The HN community appears to be no more rational or evidence-based than those found in the comments section of Fox News or the New York Times.
Example comments found here:
- https://news.ycombinator.com/item?id=25229544
- https://news.ycombinator.com/item?id=24149352
- https://news.ycombinator.com/item?id=23983974
- https://news.ycombinator.com/item?id=23696427
It’s all conjecture and anecdotes. Rarely will someone take the time to research and post links to evidence to improve the conversation.
1. What hope do we have if creators and maintainers are prone to the same proclivities as the users?
2. What can HN do to make not only it’s commenting section better but also improve the quality of commenting on the interwebs? Why?
Then the question of "why threads about politics usually have lower quality of comments" is left as an exercise for the reader.
Could You provide examples of any online community with a comments section that is more of what You consider better?
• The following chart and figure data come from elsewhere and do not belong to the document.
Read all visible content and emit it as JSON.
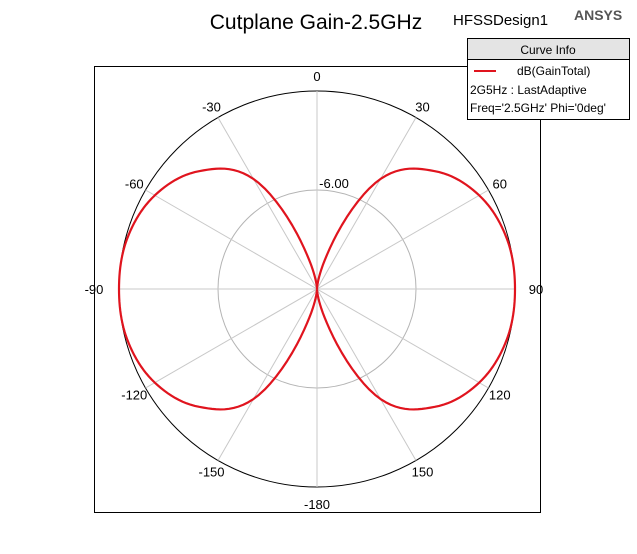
{
  "window": {
    "design_name": "HFSSDesign1",
    "brand": "ANSYS"
  },
  "legend": {
    "header": "Curve Info",
    "entries": [
      {
        "label": "dB(GainTotal)",
        "setup": "2G5Hz : LastAdaptive",
        "params": "Freq='2.5GHz' Phi='0deg'",
        "color": "#e0141e"
      }
    ]
  },
  "chart_data": {
    "type": "polar",
    "title": "Cutplane Gain-2.5GHz",
    "angle_unit": "deg",
    "zero_direction": "top",
    "angle_labels": [
      "0",
      "30",
      "60",
      "90",
      "120",
      "150",
      "-180",
      "-150",
      "-120",
      "-90",
      "-60",
      "-30"
    ],
    "angle_values": [
      0,
      30,
      60,
      90,
      120,
      150,
      180,
      -150,
      -120,
      -90,
      -60,
      -30
    ],
    "radial_tick_labels": [
      "-6.00"
    ],
    "radial_ticks": [
      -6.0
    ],
    "radial_range": [
      -12.0,
      0.0
    ],
    "grid": true,
    "legend_position": "top-right",
    "series": [
      {
        "name": "dB(GainTotal)",
        "color": "#e0141e",
        "theta_deg": [
          0,
          15,
          30,
          45,
          60,
          75,
          90,
          105,
          120,
          135,
          150,
          165,
          180,
          195,
          210,
          225,
          240,
          255,
          270,
          285,
          300,
          315,
          330,
          345,
          360
        ],
        "gain_db": [
          -12.0,
          -10.2,
          -4.3,
          -1.9,
          -0.65,
          -0.1,
          0.0,
          -0.1,
          -0.65,
          -1.9,
          -4.3,
          -10.2,
          -12.0,
          -10.2,
          -4.3,
          -1.9,
          -0.65,
          -0.1,
          0.0,
          -0.1,
          -0.65,
          -1.9,
          -4.3,
          -10.2,
          -12.0
        ]
      }
    ]
  }
}
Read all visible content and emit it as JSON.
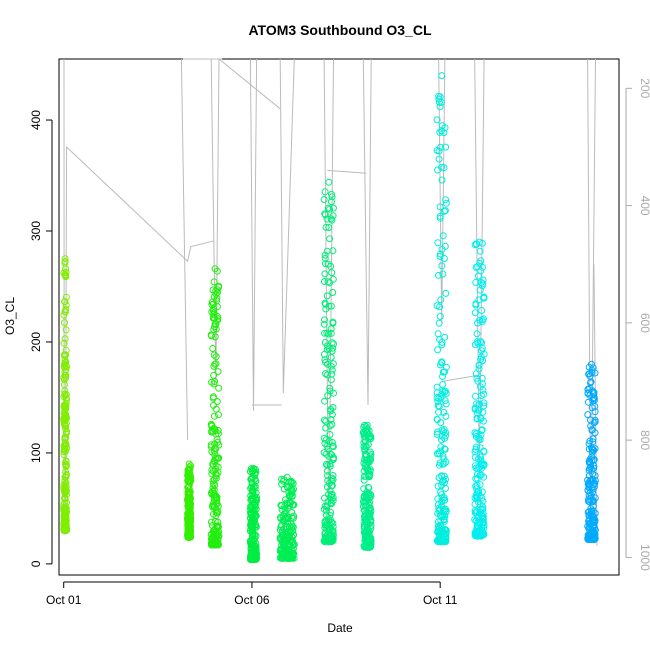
{
  "chart_data": {
    "type": "scatter",
    "title": "ATOM3 Southbound O3_CL",
    "xlabel": "Date",
    "ylabel": "O3_CL",
    "xlim": [
      "2016-09-30T21:00",
      "2016-10-15T18:00"
    ],
    "ylim": [
      -10,
      455
    ],
    "x_ticks": [
      {
        "label": "Oct 01",
        "date": "2016-10-01"
      },
      {
        "label": "Oct 06",
        "date": "2016-10-06"
      },
      {
        "label": "Oct 11",
        "date": "2016-10-11"
      }
    ],
    "y_ticks": [
      0,
      100,
      200,
      300,
      400
    ],
    "secondary_axis": {
      "position": "right",
      "reversed": true,
      "color": "#aaaaaa",
      "lim": [
        1030,
        150
      ],
      "ticks": [
        200,
        400,
        600,
        800,
        1000
      ]
    },
    "point_style": "open-circle",
    "series": [
      {
        "start": "2016-10-01T00:00",
        "end": "2016-10-01T01:50",
        "ymin": 30,
        "ymax": 275,
        "color": "#80ee00"
      },
      {
        "start": "2016-10-04T07:00",
        "end": "2016-10-04T09:00",
        "ymin": 24,
        "ymax": 90,
        "color": "#33ee00"
      },
      {
        "start": "2016-10-04T22:00",
        "end": "2016-10-05T03:00",
        "ymin": 17,
        "ymax": 266,
        "color": "#22ee10"
      },
      {
        "start": "2016-10-05T23:00",
        "end": "2016-10-06T03:00",
        "ymin": 4,
        "ymax": 86,
        "color": "#00ee44"
      },
      {
        "start": "2016-10-06T18:00",
        "end": "2016-10-07T03:00",
        "ymin": 5,
        "ymax": 78,
        "color": "#00ee55"
      },
      {
        "start": "2016-10-07T22:00",
        "end": "2016-10-08T04:00",
        "ymin": 20,
        "ymax": 344,
        "color": "#00ee77"
      },
      {
        "start": "2016-10-08T23:00",
        "end": "2016-10-09T04:00",
        "ymin": 15,
        "ymax": 125,
        "color": "#00ee88"
      },
      {
        "start": "2016-10-10T22:00",
        "end": "2016-10-11T04:00",
        "ymin": 20,
        "ymax": 440,
        "color": "#00eedd"
      },
      {
        "start": "2016-10-11T22:00",
        "end": "2016-10-12T04:00",
        "ymin": 25,
        "ymax": 290,
        "color": "#00eeee"
      },
      {
        "start": "2016-10-14T22:00",
        "end": "2016-10-15T03:00",
        "ymin": 22,
        "ymax": 180,
        "color": "#00aaff"
      }
    ],
    "pressure_line": {
      "color": "#bbbbbb",
      "segments": [
        [
          [
            "2016-10-01T00:10",
            150
          ],
          [
            "2016-10-01T00:20",
            960
          ],
          [
            "2016-10-01T01:00",
            960
          ],
          [
            "2016-10-01T01:50",
            300
          ],
          [
            "2016-10-04T07:00",
            495
          ],
          [
            "2016-10-04T09:00",
            470
          ],
          [
            "2016-10-05T00:00",
            460
          ]
        ],
        [
          [
            "2016-10-04T03:00",
            150
          ],
          [
            "2016-10-04T07:00",
            800
          ]
        ],
        [
          [
            "2016-10-04T22:00",
            150
          ],
          [
            "2016-10-05T01:00",
            700
          ],
          [
            "2016-10-05T03:00",
            150
          ]
        ],
        [
          [
            "2016-10-04T04:00",
            150
          ],
          [
            "2016-10-05T05:00",
            130
          ]
        ],
        [
          [
            "2016-10-05T03:00",
            150
          ],
          [
            "2016-10-06T18:00",
            235
          ]
        ],
        [
          [
            "2016-10-05T23:00",
            150
          ],
          [
            "2016-10-06T01:00",
            750
          ],
          [
            "2016-10-06T03:00",
            150
          ]
        ],
        [
          [
            "2016-10-06T00:00",
            740
          ],
          [
            "2016-10-06T19:00",
            740
          ]
        ],
        [
          [
            "2016-10-06T18:00",
            150
          ],
          [
            "2016-10-06T20:00",
            720
          ],
          [
            "2016-10-07T03:00",
            150
          ]
        ],
        [
          [
            "2016-10-07T22:00",
            150
          ],
          [
            "2016-10-08T01:00",
            960
          ],
          [
            "2016-10-08T04:00",
            150
          ]
        ],
        [
          [
            "2016-10-08T00:00",
            340
          ],
          [
            "2016-10-09T01:00",
            345
          ]
        ],
        [
          [
            "2016-10-08T23:00",
            150
          ],
          [
            "2016-10-09T02:00",
            740
          ],
          [
            "2016-10-09T04:00",
            150
          ]
        ],
        [
          [
            "2016-10-10T23:00",
            150
          ],
          [
            "2016-10-11T01:00",
            600
          ],
          [
            "2016-10-11T03:00",
            150
          ]
        ],
        [
          [
            "2016-10-11T01:00",
            700
          ],
          [
            "2016-10-11T23:00",
            690
          ]
        ],
        [
          [
            "2016-10-11T22:00",
            150
          ],
          [
            "2016-10-12T01:00",
            860
          ],
          [
            "2016-10-12T04:00",
            150
          ]
        ],
        [
          [
            "2016-10-14T22:00",
            150
          ],
          [
            "2016-10-15T00:00",
            960
          ],
          [
            "2016-10-15T03:00",
            150
          ]
        ],
        [
          [
            "2016-10-15T02:00",
            500
          ],
          [
            "2016-10-15T04:00",
            980
          ]
        ]
      ]
    }
  }
}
Or is this just a rant in the form of a question? (Which is ok, just want to make this a more rationale, evidence based discussion)
453 points | 548 comments
558 points | 774 comments
169 points | 300 comments
218 points | 510 comments
As a recommendation, try to avoid the comment section it post were the number of comments is greater than the number of upvotes.
A thorough well-sourced reply is just as likely to get downvoted/flagged/grayed-out over a disagreement as a low-effort one. With those dynamics, most people aren't going to bother with an effortpost.
Personally, I miss the old bulletin boards. The upvote/downvote approach has become a groupthink amplifier, and this is even more pernicious when unpopular-yet-civil opinions are disappeared.